AUTECHRE Not ones for small talk.
Autechre
w/snd, Rob Hall
Wed May 18, Neumo's, 8 pm, $15 adv./$17 DOS, 21+.

When you FInd yourself fed up with the maddening predictability and conservativeness of much electronic music--and of all genres, for that matter--you can always count on Autechre to deliver the ultra-weirdness. England's Sean Booth and Rob Brown have been tilting minds for the UK label Warp for a dozen years, getting more far-out as they go in a refreshing reversal of bands' typical evolutionary arc.

Their new album--and eighth overall--Untilted is yet another missive from the Autechrean brain trust that outlines the future of abstract techno in ways that'll take the rest of the field years to fathom--by which point Autechre will have advanced yet again. While much avant-garde music eventually becomes as innocuous as Muzak, Autechre's releases maintain their alien fascination indefinitely, sometimes actually gaining potency with age, like a fine absinthe.

Autechre's first two albums--Incunabula (1993) and Amber (1994)-- epitomize the early-'90s armchair-techno strain of electronic music that evolved into IDM (Intelligent Dance Music): spacious bleeps, mostly languid tempos, a vague sense of optimism about the future (how naive), cerebral sound design, meditative atmospheres, etc. Compared to their later works, Incunabula and Amber sound polite and genteel. Nevertheless, a strong contingent of fans ranks these albums as the duo's best. It's these folks who are likely baffled and even offended by Autechre's latter-era releases. I ask Booth if those who feel Incunabula and Amber represent Autechre's peak are going to be forever frustrated by the twosome's progress? "Almost definitely," he says. "How could we un-age ourselves by 15 years?"

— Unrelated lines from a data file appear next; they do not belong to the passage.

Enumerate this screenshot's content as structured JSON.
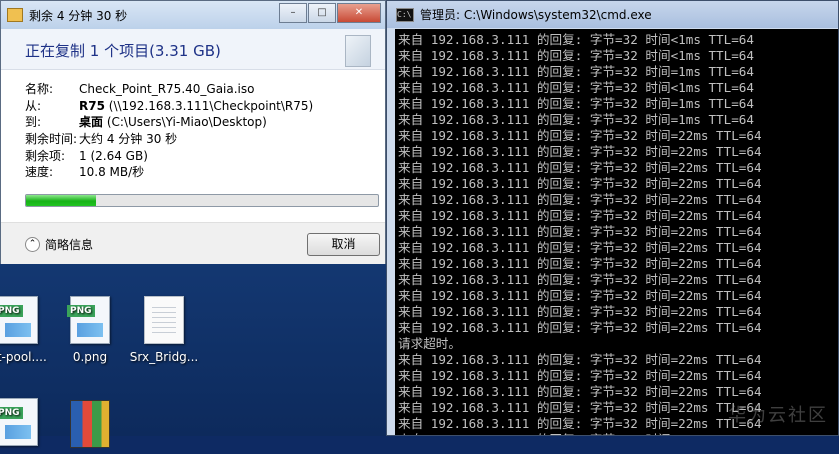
{
  "copy_dialog": {
    "title": "剩余 4 分钟 30 秒",
    "heading": "正在复制 1 个项目(3.31 GB)",
    "rows": [
      {
        "label": "名称:",
        "value": "Check_Point_R75.40_Gaia.iso",
        "bold": ""
      },
      {
        "label": "从:",
        "bold": "R75",
        "value": " (\\\\192.168.3.111\\Checkpoint\\R75)"
      },
      {
        "label": "到:",
        "bold": "桌面",
        "value": " (C:\\Users\\Yi-Miao\\Desktop)"
      },
      {
        "label": "剩余时间:",
        "value": "大约 4 分钟 30 秒",
        "bold": ""
      },
      {
        "label": "剩余项:",
        "value": "1 (2.64 GB)",
        "bold": ""
      },
      {
        "label": "速度:",
        "value": "10.8 MB/秒",
        "bold": ""
      }
    ],
    "progress": 0.2,
    "more_info_label": "简略信息",
    "cancel_label": "取消"
  },
  "desktop_icons": [
    {
      "label": "nt-pool....",
      "type": "png"
    },
    {
      "label": "0.png",
      "type": "png"
    },
    {
      "label": "Srx_Bridg...",
      "type": "txt"
    },
    {
      "label": "",
      "type": "png"
    },
    {
      "label": "",
      "type": "rar"
    }
  ],
  "cmd": {
    "title": "管理员: C:\\Windows\\system32\\cmd.exe",
    "lines": [
      "来自 192.168.3.111 的回复: 字节=32 时间<1ms TTL=64",
      "来自 192.168.3.111 的回复: 字节=32 时间<1ms TTL=64",
      "来自 192.168.3.111 的回复: 字节=32 时间=1ms TTL=64",
      "来自 192.168.3.111 的回复: 字节=32 时间<1ms TTL=64",
      "来自 192.168.3.111 的回复: 字节=32 时间=1ms TTL=64",
      "来自 192.168.3.111 的回复: 字节=32 时间=1ms TTL=64",
      "来自 192.168.3.111 的回复: 字节=32 时间=22ms TTL=64",
      "来自 192.168.3.111 的回复: 字节=32 时间=22ms TTL=64",
      "来自 192.168.3.111 的回复: 字节=32 时间=22ms TTL=64",
      "来自 192.168.3.111 的回复: 字节=32 时间=22ms TTL=64",
      "来自 192.168.3.111 的回复: 字节=32 时间=22ms TTL=64",
      "来自 192.168.3.111 的回复: 字节=32 时间=22ms TTL=64",
      "来自 192.168.3.111 的回复: 字节=32 时间=22ms TTL=64",
      "来自 192.168.3.111 的回复: 字节=32 时间=22ms TTL=64",
      "来自 192.168.3.111 的回复: 字节=32 时间=22ms TTL=64",
      "来自 192.168.3.111 的回复: 字节=32 时间=22ms TTL=64",
      "来自 192.168.3.111 的回复: 字节=32 时间=22ms TTL=64",
      "来自 192.168.3.111 的回复: 字节=32 时间=22ms TTL=64",
      "来自 192.168.3.111 的回复: 字节=32 时间=22ms TTL=64",
      "请求超时。",
      "来自 192.168.3.111 的回复: 字节=32 时间=22ms TTL=64",
      "来自 192.168.3.111 的回复: 字节=32 时间=22ms TTL=64",
      "来自 192.168.3.111 的回复: 字节=32 时间=22ms TTL=64",
      "来自 192.168.3.111 的回复: 字节=32 时间=22ms TTL=64",
      "来自 192.168.3.111 的回复: 字节=32 时间=22ms TTL=64",
      "来自 192.168.3.111 的回复: 字节=32 时间=22ms TTL=64"
    ],
    "watermark": "华为云社区"
  }
}
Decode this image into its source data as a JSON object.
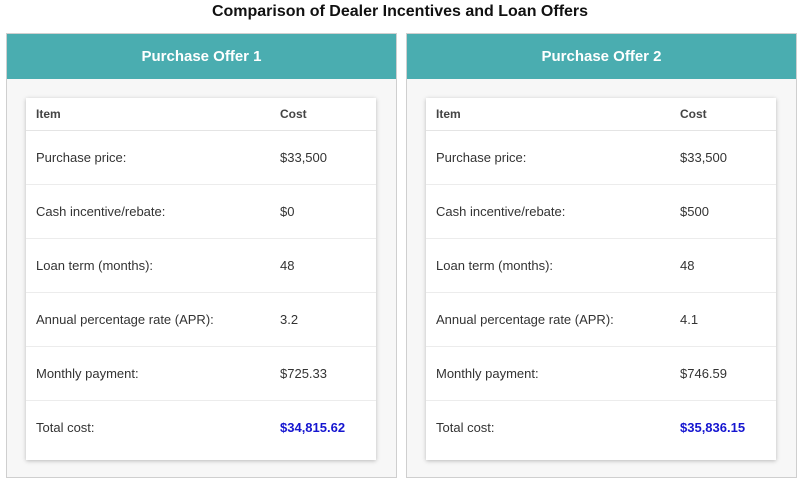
{
  "page": {
    "title": "Comparison of Dealer Incentives and Loan Offers"
  },
  "colors": {
    "header_bg": "#4aadb0",
    "total_text": "#1515d0"
  },
  "offers": [
    {
      "header": "Purchase Offer 1",
      "columns": {
        "item": "Item",
        "cost": "Cost"
      },
      "rows": [
        {
          "item": "Purchase price:",
          "cost": "$33,500"
        },
        {
          "item": "Cash incentive/rebate:",
          "cost": "$0"
        },
        {
          "item": "Loan term (months):",
          "cost": "48"
        },
        {
          "item": "Annual percentage rate (APR):",
          "cost": "3.2"
        },
        {
          "item": "Monthly payment:",
          "cost": "$725.33"
        },
        {
          "item": "Total cost:",
          "cost": "$34,815.62"
        }
      ]
    },
    {
      "header": "Purchase Offer 2",
      "columns": {
        "item": "Item",
        "cost": "Cost"
      },
      "rows": [
        {
          "item": "Purchase price:",
          "cost": "$33,500"
        },
        {
          "item": "Cash incentive/rebate:",
          "cost": "$500"
        },
        {
          "item": "Loan term (months):",
          "cost": "48"
        },
        {
          "item": "Annual percentage rate (APR):",
          "cost": "4.1"
        },
        {
          "item": "Monthly payment:",
          "cost": "$746.59"
        },
        {
          "item": "Total cost:",
          "cost": "$35,836.15"
        }
      ]
    }
  ]
}
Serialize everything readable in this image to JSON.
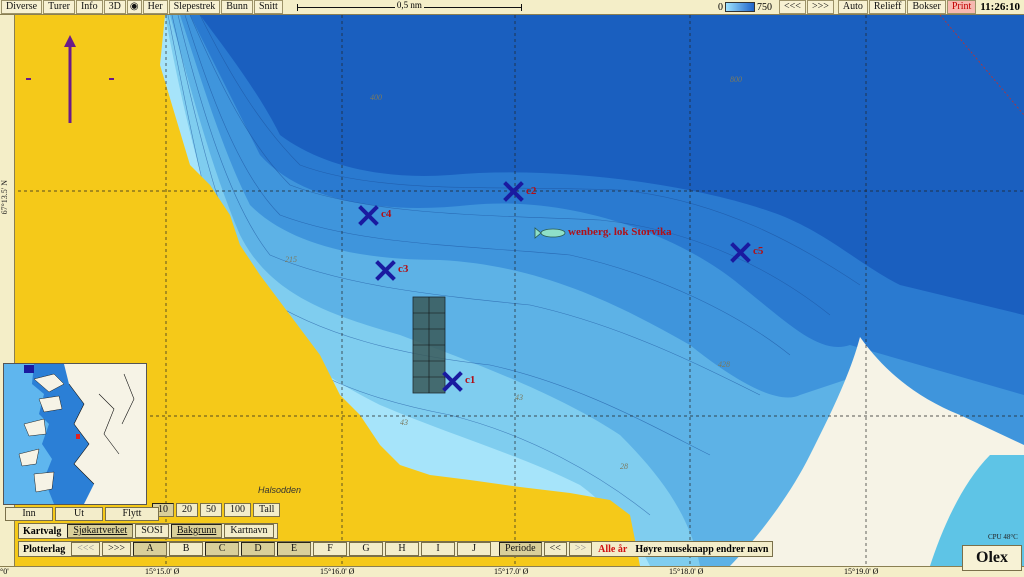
{
  "topbar": {
    "menus": [
      "Diverse",
      "Turer",
      "Info",
      "3D",
      "Her",
      "Slepestrek",
      "Bunn",
      "Snitt"
    ],
    "scale_label": "0,5 nm",
    "depth_min": "0",
    "depth_max": "750",
    "nav_back": "<<<",
    "nav_fwd": ">>>",
    "right_buttons": [
      "Auto",
      "Relieff",
      "Bokser"
    ],
    "print": "Print",
    "clock": "11:26:10"
  },
  "ruler": {
    "latitude": "67°13.5' N",
    "longitudes": [
      "°0'",
      "15°15.0' Ø",
      "15°16.0' Ø",
      "15°17.0' Ø",
      "15°18.0' Ø",
      "15°19.0' Ø"
    ]
  },
  "markers": [
    {
      "label": "c1"
    },
    {
      "label": "c2"
    },
    {
      "label": "c3"
    },
    {
      "label": "c4"
    },
    {
      "label": "c5"
    }
  ],
  "fish_label": "wenberg. lok Storvika",
  "depth_labels": [
    "43",
    "43",
    "28",
    "215",
    "428",
    "400",
    "800"
  ],
  "place_name": "Halsodden",
  "zoom_panel": {
    "scales": [
      "10",
      "20",
      "50",
      "100",
      "Tall"
    ],
    "actions": [
      "Inn",
      "Ut",
      "Flytt"
    ]
  },
  "kartvalg": {
    "label": "Kartvalg",
    "options": [
      "Sjøkartverket",
      "SOSI",
      "Bakgrunn",
      "Kartnavn"
    ]
  },
  "plotterlag": {
    "label": "Plotterlag",
    "back": "<<<",
    "fwd": ">>>",
    "layers": [
      "A",
      "B",
      "C",
      "D",
      "E",
      "F",
      "G",
      "H",
      "I",
      "J"
    ],
    "periode": "Periode",
    "prev": "<<",
    "alle_ar": "Alle år",
    "hint": "Høyre museknapp endrer navn"
  },
  "cpu": "CPU 48°C",
  "logo": "Olex",
  "colors": {
    "land": "#f5c919",
    "deep": "#1a5fbf",
    "shallow": "#9fe3ff",
    "marker": "#1a1aa0",
    "label_red": "#b01018",
    "drying": "#f6f3e6"
  }
}
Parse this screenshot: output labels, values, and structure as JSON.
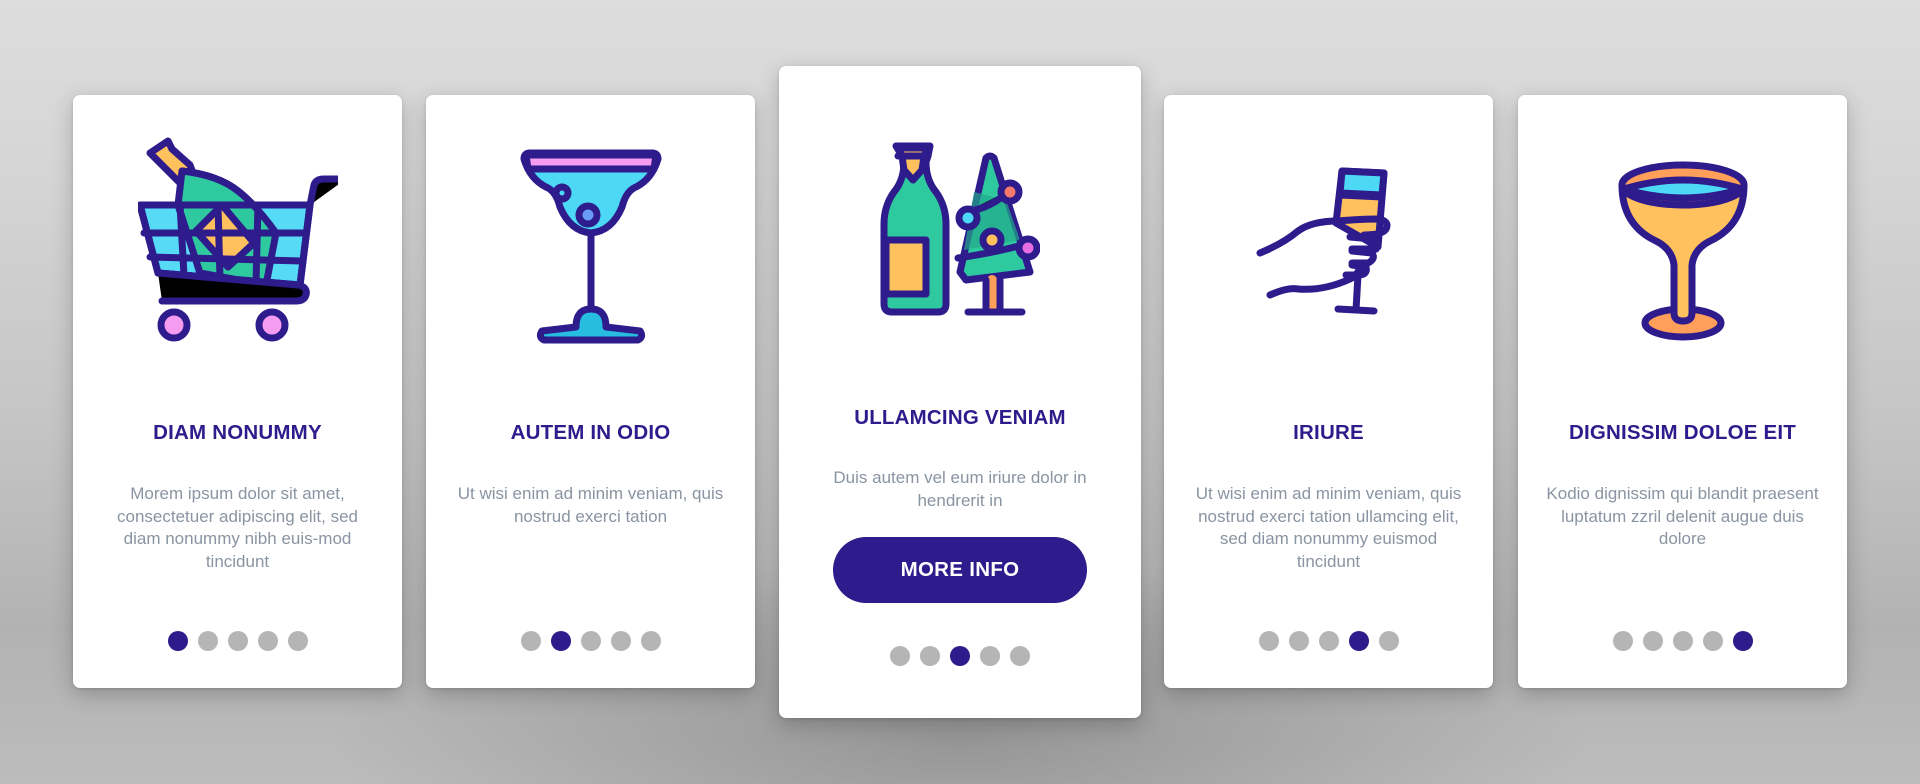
{
  "colors": {
    "primary": "#2e1b8c",
    "body_text": "#8a94a2",
    "dot_inactive": "#b5b5b5",
    "card_bg": "#ffffff"
  },
  "cards": [
    {
      "illustration": "shopping-cart-with-champagne-icon",
      "title": "DIAM NONUMMY",
      "body": "Morem ipsum dolor sit amet, consectetuer adipiscing elit, sed diam nonummy nibh euis-mod tincidunt",
      "active_page": 1
    },
    {
      "illustration": "margarita-glass-icon",
      "title": "AUTEM IN ODIO",
      "body": "Ut wisi enim ad minim veniam, quis nostrud exerci tation",
      "active_page": 2
    },
    {
      "illustration": "champagne-bottle-christmas-tree-icon",
      "title": "ULLAMCING VENIAM",
      "body": "Duis autem vel eum iriure dolor in hendrerit in",
      "button_label": "MORE INFO",
      "active_page": 3
    },
    {
      "illustration": "hand-holding-glass-icon",
      "title": "IRIURE",
      "body": "Ut wisi enim ad minim veniam, quis nostrud exerci tation ullamcing elit, sed diam nonummy euismod tincidunt",
      "active_page": 4
    },
    {
      "illustration": "coupe-glass-icon",
      "title": "DIGNISSIM DOLOE EIT",
      "body": "Kodio dignissim qui blandit praesent luptatum zzril delenit augue duis dolore",
      "active_page": 5
    }
  ],
  "pagination": {
    "total_pages": 5
  }
}
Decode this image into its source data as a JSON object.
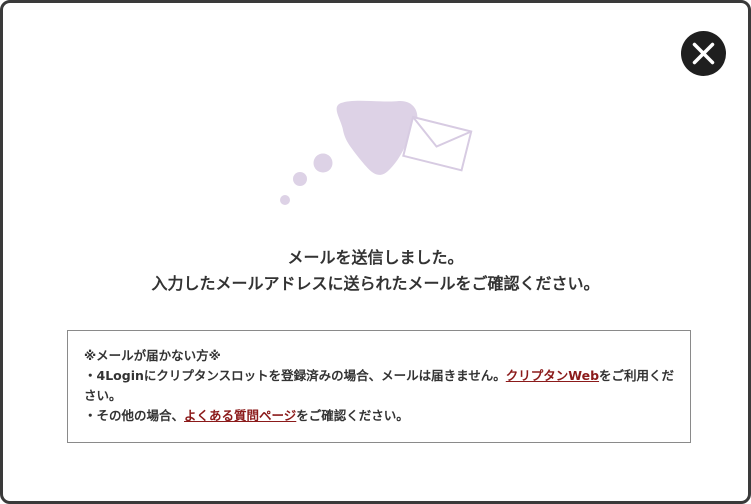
{
  "close_button": {
    "icon": "close-icon",
    "color": "#1f1f1f"
  },
  "illustration": {
    "icon": "mail-sent-illustration",
    "blob_color": "#ddd2e6",
    "envelope_color": "#d7cbe2"
  },
  "message": {
    "line1": "メールを送信しました。",
    "line2": "入力したメールアドレスに送られたメールをご確認ください。"
  },
  "notice": {
    "heading": "※メールが届かない方※",
    "item1_prefix": "・4Loginにクリプタンスロットを登録済みの場合、メールは届きません。",
    "item1_link": "クリプタンWeb",
    "item1_suffix": "をご利用ください。",
    "item2_prefix": "・その他の場合、",
    "item2_link": "よくある質問ページ",
    "item2_suffix": "をご確認ください。",
    "link_color": "#8b1a1a"
  }
}
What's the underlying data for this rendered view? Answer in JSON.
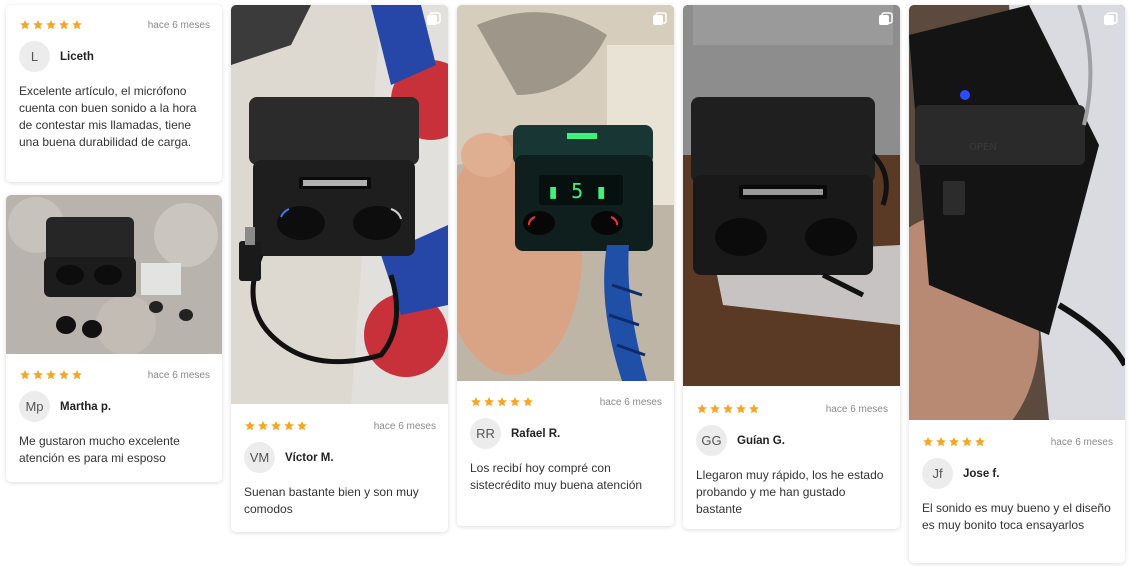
{
  "colors": {
    "star": "#f6a623",
    "date": "#8a8a8a",
    "avatar_bg": "#ececec"
  },
  "icons": {
    "rating": "star-icon",
    "gallery": "multiple-photos-icon"
  },
  "reviews": [
    {
      "rating": 5,
      "date": "hace 6 meses",
      "initials": "L",
      "author": "Liceth",
      "text": "Excelente artículo, el micrófono cuenta con buen sonido a la hora de contestar mis llamadas, tiene una buena durabilidad de carga."
    },
    {
      "rating": 5,
      "date": "hace 6 meses",
      "initials": "Mp",
      "author": "Martha p.",
      "text": "Me gustaron mucho excelente atención es para mi esposo"
    },
    {
      "rating": 5,
      "date": "hace 6 meses",
      "initials": "VM",
      "author": "Víctor M.",
      "text": "Suenan bastante bien y son muy comodos"
    },
    {
      "rating": 5,
      "date": "hace 6 meses",
      "initials": "RR",
      "author": "Rafael R.",
      "text": "Los recibí hoy compré con sistecrédito muy buena atención"
    },
    {
      "rating": 5,
      "date": "hace 6 meses",
      "initials": "GG",
      "author": "Guían G.",
      "text": "Llegaron muy rápido, los he estado probando y me han gustado bastante"
    },
    {
      "rating": 5,
      "date": "hace 6 meses",
      "initials": "Jf",
      "author": "Jose f.",
      "text": "El sonido es muy bueno y el diseño es muy bonito toca ensayarlos"
    }
  ]
}
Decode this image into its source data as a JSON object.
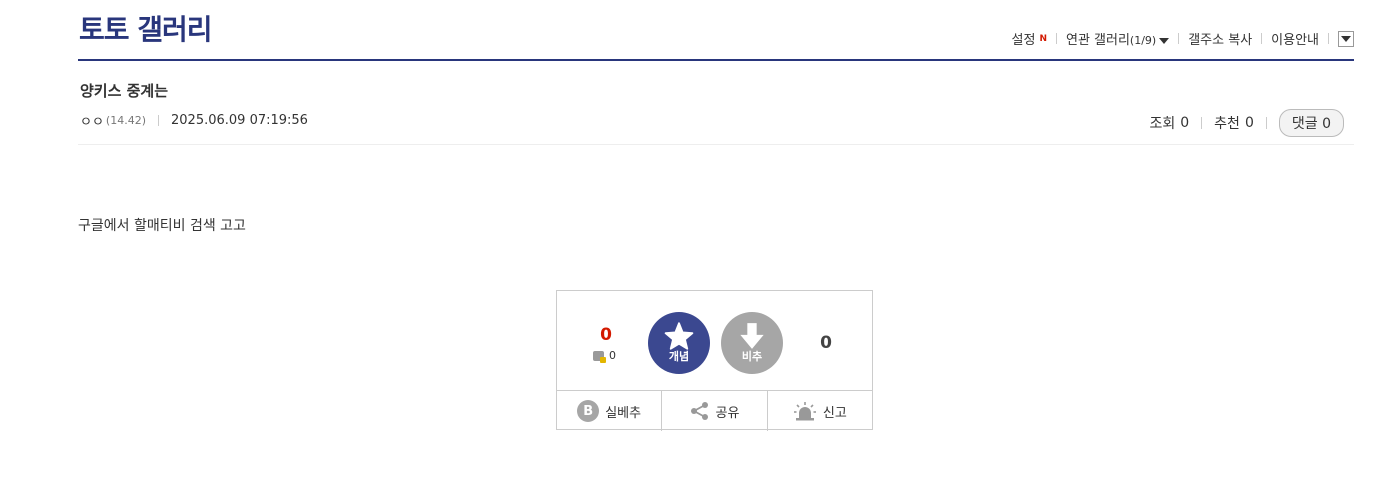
{
  "header": {
    "gallery_title": "토토 갤러리",
    "links": {
      "settings": "설정",
      "new_badge": "N",
      "related": "연관 갤러리",
      "related_count": "(1/9)",
      "copy_address": "갤주소 복사",
      "guide": "이용안내"
    }
  },
  "post": {
    "title": "양키스 중계는",
    "author": "ㅇㅇ",
    "ip": "(14.42)",
    "datetime": "2025.06.09 07:19:56",
    "views_label": "조회",
    "views": "0",
    "recommend_label": "추천",
    "recommend": "0",
    "comments_label": "댓글",
    "comments": "0",
    "body": "구글에서 할매티비 검색 고고"
  },
  "vote": {
    "up_count": "0",
    "fixed_count": "0",
    "up_label": "개념",
    "down_label": "비추",
    "down_count": "0",
    "real_down": "실베추",
    "share": "공유",
    "report": "신고",
    "b_letter": "B"
  },
  "colors": {
    "brand": "#29367c",
    "up_button": "#3b4890",
    "down_button": "#a6a6a6",
    "up_count": "#d31900"
  }
}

Autechre began losing followers of their early work with 1995's Tri Repetae++ (the recommended U.S. version includes a bonus disc with the Anvil Vapre and Garbage EPs). From 1997's Chiastic Slide on, basically, Autechre's music has become increasingly complex and, some observers claim, inhuman and hermetic. In fact, every post-Amber album has been the aural equivalent of visiting a country you can't find on the map and trying to adapt to its culture, language, and mores--with no guide to aid you. Yet this hasn't stopped the pair from becoming the Velvet Underground of abstract techno in terms of their overwhelming influence. Record stores could devote entire bins to Autechre epigones. It may take several months or even years to come to grips with the rhythmic convolutions and forlorn melodies nestled within Autechre's densely constructed compositions. But when you do, the rewards are immensely gratifying.

But even to diehard Autechre fans, the new Untilted could be the blow that breaks their wills. Some posit that you need a PhD in beat programming to understand what the hell's going on with recent efforts like Confield, Gantz Graf, and Draft 7.30, and Untilted may just prove these dissenters correct.

From the first seconds of opening track "LCC"'s staccato pistol-shot beats and lugubrious synth murk buried beneath the percussive hubbub, Autechre throw you off balance with an assaultive arsenal of rhythms and textures. "Pro Radii" typifies Untilted's difficulty, deploying that ever-popular "orangutan trying to punch its way out of a coffin" effect. Besides the track's strangulated bass dirge and weirdly filtered metallic sonorities, herky-jerky rhythms riotously roller coaster around the stereo field, making attempts to head-nod sheerest folly.

But beyond the scattershot beats and chilly atmospheres geared for Pluto's breakers, there exist some of Autechre's most, uh, danceable cuts of this decade. Seriously. Dig below their harsh, metallic veneer, and you can detect bizarre species of funk straining to emerge. You can even discern Booth and Brown's deep roots in electro and hiphop, hideously distorted though they be, in songs like "Augmatic Disport," "The Trees," and "Sublimit."

Autechre challenge you to find coherent patterns in their chaos, to locate order in their algorithmic spasms, to find beauty in the grotesquerie of their near-infinite tonal palette. Autechre also dare journalists to escape from interviews with their dignity intact. During our e-mail exchange, Booth refuted several assertions I made about their music, upturning nearly everything I thought I knew about Autechre. To wit…

Autechre's music seems to be engaged in a constant struggle between chaos and control. Is this oversimplifying things? "Overcomplicating them, more like," Booth icily responds.

Taking into account the bristly, laby-rinthine structures of a typical Autechre piece, how do you know when a track is complete? "You just know," Booth says with imperious finality. "Like you know when a conversation is over." Ouch.